Grocery delivery business Ocado has been granted permission to make a committal application against a solicitor who advised that potential evidence in litigation be destroyed.

Raymond John McKeeve, formerly a partner with City firm Jones Day, has admitted sending instructions to his clients’ IT manager to ‘burn it’ within minutes of being notified that an order for search of premises had been made against those clients.

In the High Court last year, Mr Justice Marcus Smith refused permission to Ocado to apply to commit McKeeve for contempt of court. Following a challenge in the Court of Appeal, Lord Justice Davis said in Ocado Group PLC & Anr v McKeeve, that decision was ‘plainly wrong’.

The appeal judge added: ‘Such a conclusion would seem to set at a premium, where litigation is under way, the deliberate and irretrievable destruction of documents so that it is then asserted that no one can say for sure what they contained. No court can or should readily countenance that.'

The court heard that McKeeve was a friend and legal adviser to Jonathan Faiman, one of the Ocado founders and owner of a startup company called Project Today. Ocado commenced proceedings against various parties including Faiman, alleging that confidential information had been misappropriated and could be destroyed unless prohibited by court order.
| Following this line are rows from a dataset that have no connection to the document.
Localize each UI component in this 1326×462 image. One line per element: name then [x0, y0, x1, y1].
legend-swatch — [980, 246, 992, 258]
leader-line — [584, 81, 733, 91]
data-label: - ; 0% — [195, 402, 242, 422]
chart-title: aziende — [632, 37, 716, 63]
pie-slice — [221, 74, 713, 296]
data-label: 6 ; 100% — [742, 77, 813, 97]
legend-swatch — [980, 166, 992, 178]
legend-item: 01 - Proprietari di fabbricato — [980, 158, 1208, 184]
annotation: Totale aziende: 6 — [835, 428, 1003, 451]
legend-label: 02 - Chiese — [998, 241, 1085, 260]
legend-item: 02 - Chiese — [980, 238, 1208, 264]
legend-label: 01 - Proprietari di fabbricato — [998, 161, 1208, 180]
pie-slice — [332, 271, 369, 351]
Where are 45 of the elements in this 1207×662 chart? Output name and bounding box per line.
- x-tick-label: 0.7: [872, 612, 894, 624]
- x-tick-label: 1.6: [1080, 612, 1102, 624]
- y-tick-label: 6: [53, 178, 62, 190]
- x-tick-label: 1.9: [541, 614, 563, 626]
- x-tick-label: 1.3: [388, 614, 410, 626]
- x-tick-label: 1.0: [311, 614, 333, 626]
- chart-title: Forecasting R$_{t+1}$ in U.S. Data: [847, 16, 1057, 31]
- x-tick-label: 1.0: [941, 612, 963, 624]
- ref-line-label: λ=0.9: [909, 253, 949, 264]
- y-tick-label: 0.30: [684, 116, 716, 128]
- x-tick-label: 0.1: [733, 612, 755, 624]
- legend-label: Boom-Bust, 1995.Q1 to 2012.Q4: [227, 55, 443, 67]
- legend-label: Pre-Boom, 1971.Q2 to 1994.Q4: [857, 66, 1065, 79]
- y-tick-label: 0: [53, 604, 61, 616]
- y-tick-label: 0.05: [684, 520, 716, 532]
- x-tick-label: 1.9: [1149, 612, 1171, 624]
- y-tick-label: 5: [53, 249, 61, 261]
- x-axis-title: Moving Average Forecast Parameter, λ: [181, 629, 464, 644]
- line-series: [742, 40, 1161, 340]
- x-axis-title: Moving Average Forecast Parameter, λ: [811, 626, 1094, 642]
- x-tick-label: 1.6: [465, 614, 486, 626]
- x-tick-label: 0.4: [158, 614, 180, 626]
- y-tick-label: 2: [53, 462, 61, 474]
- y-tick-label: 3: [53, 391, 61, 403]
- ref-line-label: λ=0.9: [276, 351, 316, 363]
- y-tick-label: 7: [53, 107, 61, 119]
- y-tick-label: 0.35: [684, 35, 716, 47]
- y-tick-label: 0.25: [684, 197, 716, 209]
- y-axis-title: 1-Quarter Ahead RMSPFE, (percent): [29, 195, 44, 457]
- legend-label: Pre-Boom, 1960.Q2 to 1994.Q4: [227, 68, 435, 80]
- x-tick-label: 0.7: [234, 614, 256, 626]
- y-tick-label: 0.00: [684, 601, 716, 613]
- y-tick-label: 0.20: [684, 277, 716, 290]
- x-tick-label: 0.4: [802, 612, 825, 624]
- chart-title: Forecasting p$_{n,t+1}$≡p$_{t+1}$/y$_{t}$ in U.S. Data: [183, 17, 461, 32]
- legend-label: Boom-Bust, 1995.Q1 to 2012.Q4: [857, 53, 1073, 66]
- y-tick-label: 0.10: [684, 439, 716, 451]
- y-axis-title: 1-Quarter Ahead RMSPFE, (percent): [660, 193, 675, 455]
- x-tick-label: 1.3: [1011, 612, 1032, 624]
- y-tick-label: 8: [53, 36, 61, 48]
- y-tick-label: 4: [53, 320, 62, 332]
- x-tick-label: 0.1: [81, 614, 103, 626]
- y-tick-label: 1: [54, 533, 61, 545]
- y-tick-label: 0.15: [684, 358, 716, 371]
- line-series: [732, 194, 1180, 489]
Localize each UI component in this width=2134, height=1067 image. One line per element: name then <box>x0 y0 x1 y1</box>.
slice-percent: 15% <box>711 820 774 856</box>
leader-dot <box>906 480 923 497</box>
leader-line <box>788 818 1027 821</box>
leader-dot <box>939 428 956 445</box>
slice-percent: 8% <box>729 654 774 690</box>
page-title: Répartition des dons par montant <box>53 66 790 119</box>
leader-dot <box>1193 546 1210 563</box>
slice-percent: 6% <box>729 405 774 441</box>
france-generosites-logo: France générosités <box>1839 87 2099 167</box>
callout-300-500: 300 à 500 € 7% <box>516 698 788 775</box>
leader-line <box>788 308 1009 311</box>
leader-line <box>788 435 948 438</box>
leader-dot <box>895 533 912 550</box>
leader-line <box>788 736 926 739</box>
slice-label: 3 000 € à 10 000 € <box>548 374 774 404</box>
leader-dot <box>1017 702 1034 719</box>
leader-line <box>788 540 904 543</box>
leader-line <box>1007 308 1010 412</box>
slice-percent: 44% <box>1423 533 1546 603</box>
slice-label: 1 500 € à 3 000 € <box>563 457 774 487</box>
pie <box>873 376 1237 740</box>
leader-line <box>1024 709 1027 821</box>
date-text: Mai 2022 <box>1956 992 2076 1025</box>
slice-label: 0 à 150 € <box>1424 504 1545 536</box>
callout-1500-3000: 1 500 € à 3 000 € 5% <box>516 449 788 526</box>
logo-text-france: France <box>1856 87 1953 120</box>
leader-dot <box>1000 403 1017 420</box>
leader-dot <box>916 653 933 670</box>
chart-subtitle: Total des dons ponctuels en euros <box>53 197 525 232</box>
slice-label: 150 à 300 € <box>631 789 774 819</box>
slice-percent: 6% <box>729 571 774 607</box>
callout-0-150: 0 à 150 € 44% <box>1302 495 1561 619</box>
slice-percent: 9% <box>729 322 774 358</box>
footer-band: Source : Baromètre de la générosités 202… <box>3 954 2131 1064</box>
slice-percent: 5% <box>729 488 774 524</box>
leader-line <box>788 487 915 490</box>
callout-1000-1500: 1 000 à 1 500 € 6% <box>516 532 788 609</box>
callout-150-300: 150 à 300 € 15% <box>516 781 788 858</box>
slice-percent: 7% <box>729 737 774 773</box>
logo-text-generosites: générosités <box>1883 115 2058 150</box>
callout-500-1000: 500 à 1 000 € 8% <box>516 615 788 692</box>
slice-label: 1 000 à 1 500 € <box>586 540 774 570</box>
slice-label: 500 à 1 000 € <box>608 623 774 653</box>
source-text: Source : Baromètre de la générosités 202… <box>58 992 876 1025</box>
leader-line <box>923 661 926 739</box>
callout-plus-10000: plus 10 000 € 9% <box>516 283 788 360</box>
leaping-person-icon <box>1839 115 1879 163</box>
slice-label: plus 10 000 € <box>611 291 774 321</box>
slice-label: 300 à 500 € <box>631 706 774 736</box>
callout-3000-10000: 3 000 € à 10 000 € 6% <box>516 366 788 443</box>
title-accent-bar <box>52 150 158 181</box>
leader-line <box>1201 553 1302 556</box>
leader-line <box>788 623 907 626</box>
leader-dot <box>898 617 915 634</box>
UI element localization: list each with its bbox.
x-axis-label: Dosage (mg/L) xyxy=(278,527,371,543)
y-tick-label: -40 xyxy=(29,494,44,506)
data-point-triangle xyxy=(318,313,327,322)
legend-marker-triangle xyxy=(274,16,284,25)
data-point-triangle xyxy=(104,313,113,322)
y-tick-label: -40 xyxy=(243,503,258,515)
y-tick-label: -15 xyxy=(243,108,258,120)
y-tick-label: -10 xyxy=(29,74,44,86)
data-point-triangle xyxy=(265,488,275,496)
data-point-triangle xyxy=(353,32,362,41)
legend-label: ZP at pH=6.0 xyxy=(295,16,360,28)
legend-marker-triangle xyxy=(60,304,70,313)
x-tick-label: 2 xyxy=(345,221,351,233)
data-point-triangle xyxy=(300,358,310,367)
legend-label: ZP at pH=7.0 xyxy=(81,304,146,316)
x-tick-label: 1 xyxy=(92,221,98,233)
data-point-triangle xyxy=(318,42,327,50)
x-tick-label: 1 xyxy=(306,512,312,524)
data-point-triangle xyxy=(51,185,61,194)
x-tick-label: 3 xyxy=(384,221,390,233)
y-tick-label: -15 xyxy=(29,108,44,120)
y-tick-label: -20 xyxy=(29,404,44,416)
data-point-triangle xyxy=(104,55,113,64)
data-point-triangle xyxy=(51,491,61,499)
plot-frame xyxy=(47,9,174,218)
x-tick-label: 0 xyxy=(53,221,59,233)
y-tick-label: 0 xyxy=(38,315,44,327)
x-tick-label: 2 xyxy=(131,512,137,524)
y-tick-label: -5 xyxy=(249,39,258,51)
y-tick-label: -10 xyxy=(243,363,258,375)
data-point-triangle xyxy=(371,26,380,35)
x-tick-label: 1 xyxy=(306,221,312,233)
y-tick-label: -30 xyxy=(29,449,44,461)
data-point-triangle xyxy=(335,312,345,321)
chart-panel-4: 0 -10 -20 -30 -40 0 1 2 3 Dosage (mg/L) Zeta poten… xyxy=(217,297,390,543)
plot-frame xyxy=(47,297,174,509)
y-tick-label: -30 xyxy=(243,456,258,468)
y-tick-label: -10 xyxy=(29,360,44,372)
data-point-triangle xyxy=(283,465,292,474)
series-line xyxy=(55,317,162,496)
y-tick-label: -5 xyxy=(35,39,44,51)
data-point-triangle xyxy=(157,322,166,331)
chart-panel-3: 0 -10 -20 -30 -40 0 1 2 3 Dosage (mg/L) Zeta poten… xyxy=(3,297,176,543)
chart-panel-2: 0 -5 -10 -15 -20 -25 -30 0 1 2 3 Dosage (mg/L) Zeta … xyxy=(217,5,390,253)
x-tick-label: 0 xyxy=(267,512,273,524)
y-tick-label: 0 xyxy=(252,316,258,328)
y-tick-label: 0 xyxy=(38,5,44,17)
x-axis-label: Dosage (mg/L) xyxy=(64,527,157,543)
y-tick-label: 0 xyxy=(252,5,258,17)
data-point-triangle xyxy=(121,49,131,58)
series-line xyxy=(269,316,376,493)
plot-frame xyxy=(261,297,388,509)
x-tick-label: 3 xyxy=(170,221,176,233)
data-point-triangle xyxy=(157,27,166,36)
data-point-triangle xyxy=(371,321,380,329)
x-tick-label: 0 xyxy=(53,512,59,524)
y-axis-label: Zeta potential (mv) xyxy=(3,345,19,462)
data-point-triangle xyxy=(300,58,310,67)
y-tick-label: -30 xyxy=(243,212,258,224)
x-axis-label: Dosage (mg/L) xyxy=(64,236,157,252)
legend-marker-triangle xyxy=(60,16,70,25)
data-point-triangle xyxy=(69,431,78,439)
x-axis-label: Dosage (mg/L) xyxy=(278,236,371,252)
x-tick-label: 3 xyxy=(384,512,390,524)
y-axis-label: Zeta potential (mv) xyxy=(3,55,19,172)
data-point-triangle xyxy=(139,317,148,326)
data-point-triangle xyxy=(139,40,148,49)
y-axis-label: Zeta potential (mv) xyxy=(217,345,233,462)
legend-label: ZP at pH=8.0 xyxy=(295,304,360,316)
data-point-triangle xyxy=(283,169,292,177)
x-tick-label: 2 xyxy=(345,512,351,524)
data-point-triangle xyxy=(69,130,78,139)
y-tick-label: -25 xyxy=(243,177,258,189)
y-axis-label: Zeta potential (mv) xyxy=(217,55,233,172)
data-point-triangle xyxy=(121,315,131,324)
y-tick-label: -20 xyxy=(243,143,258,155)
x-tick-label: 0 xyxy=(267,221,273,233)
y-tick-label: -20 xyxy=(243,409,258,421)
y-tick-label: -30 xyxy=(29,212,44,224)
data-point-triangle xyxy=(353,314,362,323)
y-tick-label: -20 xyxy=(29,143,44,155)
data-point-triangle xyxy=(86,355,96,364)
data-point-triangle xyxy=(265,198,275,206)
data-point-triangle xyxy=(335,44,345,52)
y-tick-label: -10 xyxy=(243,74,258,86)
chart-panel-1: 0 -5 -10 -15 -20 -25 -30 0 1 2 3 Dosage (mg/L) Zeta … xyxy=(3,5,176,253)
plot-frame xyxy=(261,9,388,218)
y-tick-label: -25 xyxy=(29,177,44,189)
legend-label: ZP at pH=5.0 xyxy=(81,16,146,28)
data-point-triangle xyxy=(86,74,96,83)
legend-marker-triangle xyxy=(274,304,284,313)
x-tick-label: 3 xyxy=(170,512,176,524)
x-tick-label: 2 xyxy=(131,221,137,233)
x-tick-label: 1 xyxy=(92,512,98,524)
The search order was executed in 2019 and it was accepted that McKeeve used a private messaging system called 3CX to contact the IT manager, who contends he was instructed to ‘burn all’. The solicitor said he wanted to get rid of the messaging system, most of which contained material not relevant to the underlying case, because of references to his wife, the former Brexit Party MEP Belinda de Lucy.

Ocado, described in the appeal judgment as ‘very aggrieved’, raised seven grounds of appeal, including that the judge failed to consider whether the application was in the public interest.

Davis LJ said the judge failed to properly apply the requisite test and placed an unreasonable requirement on what Ocado needed to show.

He added: ‘The obvious inference, in the absence of any explanation, was that the "burn" instruction, given at a time when it was known that Ocado had started proceedings against Mr McKeeve’s clients, was that destruction of (at least) the 3CX app was intended in order to prevent Ocado studying it for the purposes of its case: an intent to thwart the due administration of justice, in other words.

Permission was granted to make the committal application, and this matter was adjourned to the trial judge. Marcus Smith J, it was ruled, should not hear the trial and committal application.